Suas dores aumentavam. Ela chorava desesperadamente. Sabia que precisava ser forte, estava preparada. A noite era atípica, uma neblina molhada pairava no ar, enxergara pouco mais de um palmo a frente, os lobos da montanha uivavam alto em direção à lua coberta por entre nuvens. A parteira fora chamada, o Pajé comunicado. Estavam no meio da mata, em sua moradia atual, uma aldeia instalada há pouco mais de 80 dias. Na barraca de lona preta um lampião iluminava a escuridão, a taquara há dias estava afiada, a água esquentava na panela de barro sob o fogo de chão.
Eis então o sublime momento, o exato instante em que sua dor imerge e se agrega a uma emoção nunca antes experimentada. Ouve-se um choro de criança, emite-se um grito de alívio da mulher guerreira. Os homens dançam em círculo a fogueira, bebendo algo estranho, cantando alto, num ritual de boas vindas a mais um de seu sangue, um cultivador da tradição, um exímio caçador.
Sabiam que seria homem, o formato triangular da barriga, logo aos cinco meses da gestação, identificara o gênero do futuro pródigo. Ia se chamar Jamil.

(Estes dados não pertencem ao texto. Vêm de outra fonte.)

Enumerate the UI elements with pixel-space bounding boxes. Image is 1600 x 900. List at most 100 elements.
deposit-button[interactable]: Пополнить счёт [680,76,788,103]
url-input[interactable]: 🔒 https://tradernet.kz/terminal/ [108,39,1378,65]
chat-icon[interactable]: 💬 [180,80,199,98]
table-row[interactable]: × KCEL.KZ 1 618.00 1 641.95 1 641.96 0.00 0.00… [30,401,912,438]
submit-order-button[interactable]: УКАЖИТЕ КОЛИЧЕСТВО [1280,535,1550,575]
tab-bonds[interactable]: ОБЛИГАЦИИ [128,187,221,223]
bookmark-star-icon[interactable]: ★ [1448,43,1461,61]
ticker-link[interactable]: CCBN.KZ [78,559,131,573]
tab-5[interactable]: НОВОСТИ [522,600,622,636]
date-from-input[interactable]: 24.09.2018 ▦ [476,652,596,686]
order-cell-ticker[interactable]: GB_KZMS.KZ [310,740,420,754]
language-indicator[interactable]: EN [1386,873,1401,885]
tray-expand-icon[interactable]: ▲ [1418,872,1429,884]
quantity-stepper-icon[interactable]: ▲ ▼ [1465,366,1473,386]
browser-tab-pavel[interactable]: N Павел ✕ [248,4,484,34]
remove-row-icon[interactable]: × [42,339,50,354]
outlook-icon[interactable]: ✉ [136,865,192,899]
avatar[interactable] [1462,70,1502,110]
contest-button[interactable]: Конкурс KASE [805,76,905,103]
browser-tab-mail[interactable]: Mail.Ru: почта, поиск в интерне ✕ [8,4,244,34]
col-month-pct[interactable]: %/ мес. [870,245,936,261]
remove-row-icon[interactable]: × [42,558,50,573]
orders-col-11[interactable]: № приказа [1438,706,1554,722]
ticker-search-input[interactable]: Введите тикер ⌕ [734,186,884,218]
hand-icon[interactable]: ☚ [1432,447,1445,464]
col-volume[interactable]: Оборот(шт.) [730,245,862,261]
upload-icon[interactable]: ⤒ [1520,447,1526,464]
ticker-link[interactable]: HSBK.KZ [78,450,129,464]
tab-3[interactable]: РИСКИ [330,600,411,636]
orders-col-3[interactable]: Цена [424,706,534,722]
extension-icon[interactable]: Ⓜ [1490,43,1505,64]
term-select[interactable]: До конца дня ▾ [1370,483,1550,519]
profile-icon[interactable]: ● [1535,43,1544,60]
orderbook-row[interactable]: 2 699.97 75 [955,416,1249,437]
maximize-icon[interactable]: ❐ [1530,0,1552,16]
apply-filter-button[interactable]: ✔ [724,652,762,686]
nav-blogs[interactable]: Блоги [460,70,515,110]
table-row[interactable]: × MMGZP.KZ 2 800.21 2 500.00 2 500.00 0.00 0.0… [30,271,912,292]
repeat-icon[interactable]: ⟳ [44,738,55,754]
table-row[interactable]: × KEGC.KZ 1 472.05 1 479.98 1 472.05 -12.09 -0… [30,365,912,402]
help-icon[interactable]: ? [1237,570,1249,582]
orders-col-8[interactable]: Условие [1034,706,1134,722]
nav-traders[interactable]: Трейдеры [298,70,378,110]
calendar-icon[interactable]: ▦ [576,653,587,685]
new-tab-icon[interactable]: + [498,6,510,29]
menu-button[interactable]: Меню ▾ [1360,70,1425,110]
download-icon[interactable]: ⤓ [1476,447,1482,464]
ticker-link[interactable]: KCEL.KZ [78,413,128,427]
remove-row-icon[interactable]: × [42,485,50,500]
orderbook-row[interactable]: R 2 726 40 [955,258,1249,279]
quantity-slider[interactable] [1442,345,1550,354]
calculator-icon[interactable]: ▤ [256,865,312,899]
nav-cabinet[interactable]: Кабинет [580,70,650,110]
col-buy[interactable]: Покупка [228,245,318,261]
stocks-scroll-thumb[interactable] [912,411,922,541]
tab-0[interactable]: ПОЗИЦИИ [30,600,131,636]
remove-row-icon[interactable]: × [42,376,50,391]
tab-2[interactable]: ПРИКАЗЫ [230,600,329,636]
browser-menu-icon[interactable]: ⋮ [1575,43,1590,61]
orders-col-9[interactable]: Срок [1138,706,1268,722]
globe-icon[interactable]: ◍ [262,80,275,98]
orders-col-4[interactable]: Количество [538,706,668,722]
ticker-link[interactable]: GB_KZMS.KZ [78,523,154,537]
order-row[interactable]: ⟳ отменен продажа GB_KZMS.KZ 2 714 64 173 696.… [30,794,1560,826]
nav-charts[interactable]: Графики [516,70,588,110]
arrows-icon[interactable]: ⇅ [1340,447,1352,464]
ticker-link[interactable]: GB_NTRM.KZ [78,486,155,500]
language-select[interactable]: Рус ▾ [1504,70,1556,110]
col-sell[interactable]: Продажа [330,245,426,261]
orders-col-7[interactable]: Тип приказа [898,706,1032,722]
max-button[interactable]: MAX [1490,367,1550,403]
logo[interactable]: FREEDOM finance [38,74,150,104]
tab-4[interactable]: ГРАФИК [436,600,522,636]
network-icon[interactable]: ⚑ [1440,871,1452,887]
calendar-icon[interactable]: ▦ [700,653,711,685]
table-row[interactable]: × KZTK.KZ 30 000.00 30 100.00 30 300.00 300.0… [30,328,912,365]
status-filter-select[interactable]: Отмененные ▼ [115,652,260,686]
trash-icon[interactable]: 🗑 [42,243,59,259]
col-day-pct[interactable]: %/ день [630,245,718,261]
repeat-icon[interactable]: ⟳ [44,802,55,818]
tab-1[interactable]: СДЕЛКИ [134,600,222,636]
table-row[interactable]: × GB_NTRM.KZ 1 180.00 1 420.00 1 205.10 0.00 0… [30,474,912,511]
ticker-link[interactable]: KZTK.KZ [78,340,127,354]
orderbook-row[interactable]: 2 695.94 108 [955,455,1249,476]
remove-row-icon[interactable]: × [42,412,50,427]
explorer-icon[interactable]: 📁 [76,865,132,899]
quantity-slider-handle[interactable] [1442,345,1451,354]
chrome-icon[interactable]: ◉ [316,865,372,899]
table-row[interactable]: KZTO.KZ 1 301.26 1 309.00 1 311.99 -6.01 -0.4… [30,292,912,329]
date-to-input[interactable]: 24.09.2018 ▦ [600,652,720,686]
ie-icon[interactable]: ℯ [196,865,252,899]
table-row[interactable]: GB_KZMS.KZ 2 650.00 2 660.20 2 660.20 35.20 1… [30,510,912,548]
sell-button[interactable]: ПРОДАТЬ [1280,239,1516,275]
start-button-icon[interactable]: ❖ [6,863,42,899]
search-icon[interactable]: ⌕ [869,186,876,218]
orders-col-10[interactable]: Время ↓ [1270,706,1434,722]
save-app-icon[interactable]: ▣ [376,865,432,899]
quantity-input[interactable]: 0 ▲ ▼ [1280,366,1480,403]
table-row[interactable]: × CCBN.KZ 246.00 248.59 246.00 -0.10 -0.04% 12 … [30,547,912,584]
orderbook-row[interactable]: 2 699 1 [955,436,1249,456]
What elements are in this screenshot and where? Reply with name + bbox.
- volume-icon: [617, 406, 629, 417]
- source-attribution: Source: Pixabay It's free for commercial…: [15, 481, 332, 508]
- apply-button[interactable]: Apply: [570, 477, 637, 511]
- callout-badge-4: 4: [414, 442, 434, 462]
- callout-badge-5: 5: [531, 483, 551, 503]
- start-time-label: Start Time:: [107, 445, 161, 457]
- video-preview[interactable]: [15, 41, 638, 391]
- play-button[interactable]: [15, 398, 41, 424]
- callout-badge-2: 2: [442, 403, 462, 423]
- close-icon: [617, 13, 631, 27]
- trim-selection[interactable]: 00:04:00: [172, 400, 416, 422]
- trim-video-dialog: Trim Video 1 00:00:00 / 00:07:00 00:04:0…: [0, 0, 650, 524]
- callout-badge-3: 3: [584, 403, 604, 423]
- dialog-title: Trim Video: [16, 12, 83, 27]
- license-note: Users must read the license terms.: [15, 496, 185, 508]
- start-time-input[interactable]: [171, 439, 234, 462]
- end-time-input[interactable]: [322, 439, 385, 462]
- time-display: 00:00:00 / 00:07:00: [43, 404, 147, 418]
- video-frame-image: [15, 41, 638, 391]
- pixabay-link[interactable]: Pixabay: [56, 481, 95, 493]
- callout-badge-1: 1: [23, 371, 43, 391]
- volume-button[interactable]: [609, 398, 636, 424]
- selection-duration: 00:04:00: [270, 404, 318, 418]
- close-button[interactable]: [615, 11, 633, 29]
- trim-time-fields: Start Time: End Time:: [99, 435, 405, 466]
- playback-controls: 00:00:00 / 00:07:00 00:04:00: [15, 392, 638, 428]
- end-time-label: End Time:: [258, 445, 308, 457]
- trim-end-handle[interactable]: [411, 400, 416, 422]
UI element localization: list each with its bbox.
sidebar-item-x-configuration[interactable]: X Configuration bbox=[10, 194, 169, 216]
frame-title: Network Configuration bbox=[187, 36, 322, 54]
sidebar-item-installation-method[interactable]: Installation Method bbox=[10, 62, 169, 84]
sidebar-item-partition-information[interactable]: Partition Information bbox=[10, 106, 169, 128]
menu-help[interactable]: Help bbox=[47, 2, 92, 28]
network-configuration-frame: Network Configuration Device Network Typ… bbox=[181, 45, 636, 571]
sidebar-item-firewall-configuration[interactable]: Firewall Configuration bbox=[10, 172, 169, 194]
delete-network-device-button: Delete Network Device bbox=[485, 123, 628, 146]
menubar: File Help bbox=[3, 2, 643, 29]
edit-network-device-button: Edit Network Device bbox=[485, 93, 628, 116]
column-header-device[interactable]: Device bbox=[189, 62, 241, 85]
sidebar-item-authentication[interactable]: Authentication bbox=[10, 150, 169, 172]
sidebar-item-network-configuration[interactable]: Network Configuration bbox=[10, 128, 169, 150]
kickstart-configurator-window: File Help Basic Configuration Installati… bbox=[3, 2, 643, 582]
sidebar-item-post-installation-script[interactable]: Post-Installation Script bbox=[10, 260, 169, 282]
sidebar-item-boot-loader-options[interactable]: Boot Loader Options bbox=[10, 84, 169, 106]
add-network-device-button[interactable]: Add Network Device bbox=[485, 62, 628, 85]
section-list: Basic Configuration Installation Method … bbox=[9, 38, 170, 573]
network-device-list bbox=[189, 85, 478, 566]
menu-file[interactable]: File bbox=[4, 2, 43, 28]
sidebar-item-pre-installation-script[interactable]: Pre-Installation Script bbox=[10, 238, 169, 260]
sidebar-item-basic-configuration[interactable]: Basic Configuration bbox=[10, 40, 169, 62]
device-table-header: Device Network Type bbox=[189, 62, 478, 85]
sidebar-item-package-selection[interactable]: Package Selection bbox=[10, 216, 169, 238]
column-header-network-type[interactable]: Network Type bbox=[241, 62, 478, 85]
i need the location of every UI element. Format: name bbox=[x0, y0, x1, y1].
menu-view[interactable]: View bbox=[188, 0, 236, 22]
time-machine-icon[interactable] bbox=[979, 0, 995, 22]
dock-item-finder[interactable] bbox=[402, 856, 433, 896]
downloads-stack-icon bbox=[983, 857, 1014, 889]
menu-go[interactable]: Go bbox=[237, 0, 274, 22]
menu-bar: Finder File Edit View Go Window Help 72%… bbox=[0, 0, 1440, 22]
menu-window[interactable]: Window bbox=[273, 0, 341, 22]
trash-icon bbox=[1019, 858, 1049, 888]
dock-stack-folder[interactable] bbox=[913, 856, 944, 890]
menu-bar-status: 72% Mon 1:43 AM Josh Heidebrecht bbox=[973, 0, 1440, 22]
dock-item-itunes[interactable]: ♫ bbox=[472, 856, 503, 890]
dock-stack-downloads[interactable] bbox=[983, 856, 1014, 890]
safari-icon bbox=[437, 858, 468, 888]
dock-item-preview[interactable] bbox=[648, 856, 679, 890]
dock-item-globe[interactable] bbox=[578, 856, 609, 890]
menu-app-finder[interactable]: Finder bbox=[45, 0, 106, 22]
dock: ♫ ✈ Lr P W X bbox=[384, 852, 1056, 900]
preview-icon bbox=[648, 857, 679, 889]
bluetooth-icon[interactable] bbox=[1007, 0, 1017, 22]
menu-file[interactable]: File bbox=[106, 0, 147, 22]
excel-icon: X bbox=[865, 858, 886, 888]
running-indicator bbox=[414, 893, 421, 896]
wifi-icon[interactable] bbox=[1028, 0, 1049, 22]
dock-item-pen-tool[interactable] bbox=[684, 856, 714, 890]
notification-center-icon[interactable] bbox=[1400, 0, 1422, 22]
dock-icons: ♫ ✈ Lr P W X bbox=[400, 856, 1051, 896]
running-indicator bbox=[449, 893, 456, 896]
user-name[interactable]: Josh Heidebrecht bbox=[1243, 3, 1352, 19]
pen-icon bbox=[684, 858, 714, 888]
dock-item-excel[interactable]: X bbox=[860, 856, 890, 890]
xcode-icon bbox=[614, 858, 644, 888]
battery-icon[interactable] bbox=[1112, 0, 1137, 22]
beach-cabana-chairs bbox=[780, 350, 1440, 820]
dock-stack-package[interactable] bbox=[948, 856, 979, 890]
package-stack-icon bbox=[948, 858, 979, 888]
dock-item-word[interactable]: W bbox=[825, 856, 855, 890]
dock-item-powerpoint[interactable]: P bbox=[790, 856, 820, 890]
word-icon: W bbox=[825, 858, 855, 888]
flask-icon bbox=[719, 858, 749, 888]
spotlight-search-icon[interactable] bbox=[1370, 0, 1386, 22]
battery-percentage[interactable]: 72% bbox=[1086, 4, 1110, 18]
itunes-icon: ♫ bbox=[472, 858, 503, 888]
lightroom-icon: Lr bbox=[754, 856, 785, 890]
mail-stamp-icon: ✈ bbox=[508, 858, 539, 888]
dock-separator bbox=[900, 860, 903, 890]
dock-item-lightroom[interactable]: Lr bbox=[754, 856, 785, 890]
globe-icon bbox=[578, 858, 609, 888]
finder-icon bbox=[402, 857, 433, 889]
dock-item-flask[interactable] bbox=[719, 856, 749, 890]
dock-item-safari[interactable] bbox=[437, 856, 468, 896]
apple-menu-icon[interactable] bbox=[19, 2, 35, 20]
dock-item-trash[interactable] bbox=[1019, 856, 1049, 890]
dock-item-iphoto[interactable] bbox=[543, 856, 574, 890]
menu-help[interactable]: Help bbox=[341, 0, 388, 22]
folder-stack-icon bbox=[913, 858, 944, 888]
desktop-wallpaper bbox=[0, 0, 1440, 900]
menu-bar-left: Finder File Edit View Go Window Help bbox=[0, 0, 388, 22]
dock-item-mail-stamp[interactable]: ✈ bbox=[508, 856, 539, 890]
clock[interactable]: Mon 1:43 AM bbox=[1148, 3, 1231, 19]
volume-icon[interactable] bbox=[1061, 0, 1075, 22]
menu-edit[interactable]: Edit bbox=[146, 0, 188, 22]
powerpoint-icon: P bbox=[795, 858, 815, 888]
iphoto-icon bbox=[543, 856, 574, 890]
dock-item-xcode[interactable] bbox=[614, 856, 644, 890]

A parteira, num único golpe, desprende a criança do útero materno, dá-lhe vida própria e, ainda envolto por uma camada branca de sebo esperneia ao sentir os primeiros contatos de vida própria. A taquara afiada como faca é usada para cortar o cordão umbilical, na altura certa, medida no tórax para facilitar a cicatrização. Se desfaz o último laço físico, agora só resta o emocional. A placenta é retirada e num ritual é enterrada junto à aldeia, onde a criança obterá laços infinitos de amor pela terra, de união e paz. À mãe serve-se um chá quente, forte, amargo. Ela treme, bebe tudo num gole, um manto lhe aquece. Abraça seu filho com todo carinho, deu a luz, ainda jovem, a uma bela criança.
A cultura indígena não pode ser esquecida. Cultivai-vos os diferentes dos desiguais.